Monday, May. 02, 1988
The Bitter Cost
By Denise Grady
The brave new science of reproductive technology has been a mixed blessing for childless couples. Women who were once told they might never conceive are now able to become pregnant. But fertility drugs or surgery can produce three or four, sometimes even eight or nine, fetuses. Not only does such a pregnancy threaten the mother's health, but each extra fetus increases the risk of miscarriage or premature birth, which can cause an infant's death or irreparable brain damage. In a widely publicized 1985 case, Californian Patti Frustaci gave birth prematurely to septuplets; only three survived.
Now doctors are offering an alternative: aborting some of the fetuses in order to save the others. So far, fewer than 100 women have undergone the procedure, called fetal reduction, at a handful of U.S. hospitals. Usually performed before the twelfth week of pregnancy, it requires that the doctor pierce the mother's abdomen with a needle and, guided by an ultrasound image, inject a lethal drug into the fetus. It dies within minutes. The remaining infants, usually two, then have a much improved chance of developing normally.
Last week in the New England Journal of Medicine a team from New York's Mount Sinai School of Medicine warned that the procedure can lead to miscarriage of all the fetuses. Four of twelve pregnancies analyzed in the study were lost entirely, though the technique was clearly to blame in only one. Others have fared better: Dr. Ronald Wapner of Jefferson Medical College in Philadelphia has treated 18 women with no complications so far.

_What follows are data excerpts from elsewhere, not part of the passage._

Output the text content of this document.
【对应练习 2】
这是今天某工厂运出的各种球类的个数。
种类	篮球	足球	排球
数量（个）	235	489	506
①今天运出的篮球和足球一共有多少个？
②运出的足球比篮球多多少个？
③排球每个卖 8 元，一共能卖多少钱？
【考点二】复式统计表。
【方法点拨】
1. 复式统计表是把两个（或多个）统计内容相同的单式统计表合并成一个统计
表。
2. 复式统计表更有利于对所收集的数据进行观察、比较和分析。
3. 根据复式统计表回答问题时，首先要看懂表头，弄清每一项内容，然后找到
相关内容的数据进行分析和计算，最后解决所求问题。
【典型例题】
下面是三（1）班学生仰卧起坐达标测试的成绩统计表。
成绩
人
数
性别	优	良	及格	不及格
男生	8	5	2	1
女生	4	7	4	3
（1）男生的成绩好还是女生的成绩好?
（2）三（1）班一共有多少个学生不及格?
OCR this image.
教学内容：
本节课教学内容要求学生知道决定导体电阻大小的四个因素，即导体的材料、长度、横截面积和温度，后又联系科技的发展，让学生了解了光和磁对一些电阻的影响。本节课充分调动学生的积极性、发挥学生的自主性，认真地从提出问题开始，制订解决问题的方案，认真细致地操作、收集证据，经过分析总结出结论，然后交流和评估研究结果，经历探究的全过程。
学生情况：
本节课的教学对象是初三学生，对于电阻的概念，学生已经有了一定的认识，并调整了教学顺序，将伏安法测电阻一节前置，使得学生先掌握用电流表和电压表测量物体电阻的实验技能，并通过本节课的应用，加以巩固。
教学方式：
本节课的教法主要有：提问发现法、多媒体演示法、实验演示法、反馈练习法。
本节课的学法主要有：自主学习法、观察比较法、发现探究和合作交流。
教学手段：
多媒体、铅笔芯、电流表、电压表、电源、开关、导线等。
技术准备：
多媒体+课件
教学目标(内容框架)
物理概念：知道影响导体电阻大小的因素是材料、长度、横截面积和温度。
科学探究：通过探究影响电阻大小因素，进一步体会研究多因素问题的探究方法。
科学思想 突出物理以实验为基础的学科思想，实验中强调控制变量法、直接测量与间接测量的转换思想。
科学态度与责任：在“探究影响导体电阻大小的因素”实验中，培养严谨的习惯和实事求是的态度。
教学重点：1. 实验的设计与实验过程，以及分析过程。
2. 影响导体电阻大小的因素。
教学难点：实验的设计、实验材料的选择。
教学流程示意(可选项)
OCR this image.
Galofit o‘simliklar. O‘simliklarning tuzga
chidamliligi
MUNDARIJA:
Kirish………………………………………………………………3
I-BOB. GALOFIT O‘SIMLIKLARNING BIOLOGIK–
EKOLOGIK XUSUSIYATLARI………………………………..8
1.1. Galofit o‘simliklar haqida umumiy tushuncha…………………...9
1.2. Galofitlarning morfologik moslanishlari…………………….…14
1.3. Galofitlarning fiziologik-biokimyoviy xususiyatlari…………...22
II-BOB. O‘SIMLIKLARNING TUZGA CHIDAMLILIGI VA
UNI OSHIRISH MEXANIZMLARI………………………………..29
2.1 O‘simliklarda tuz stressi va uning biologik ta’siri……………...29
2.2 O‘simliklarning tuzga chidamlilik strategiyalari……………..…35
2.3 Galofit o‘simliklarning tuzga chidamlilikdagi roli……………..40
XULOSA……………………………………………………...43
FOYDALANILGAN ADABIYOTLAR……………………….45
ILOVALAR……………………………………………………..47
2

Those results have not dampened the ethical debate over the practice. Says Dr. John Willke of the National Right to Life Committee: "Fetal reduction is the thinly veiled killing of unwanted babies." But both Wapner and Dr. Richard Berkowitz, head of the Mt. Sinai team, insist that the vast majority of patients come to them for medical reasons, not social ones.
"The most important thing is that this procedure is preventable," says George Annas of the Boston University School of Medicine. Multiple fetuses often result from in vitro fertilization, in which numerous embryos are transferred into the uterus in the hope that one will "take." As a result, some clinics now use fewer embryos. Multiple conceptions have also occurred in women taking fertility drugs; many could be avoided, say obstetricians, if dosages were prescribed more carefully. Such measures would probably lengthen the time that it takes couples to conceive, but that seems a small price to pay for avoiding what must be one of the most painful decisions that parents- to-be are ever forced to make.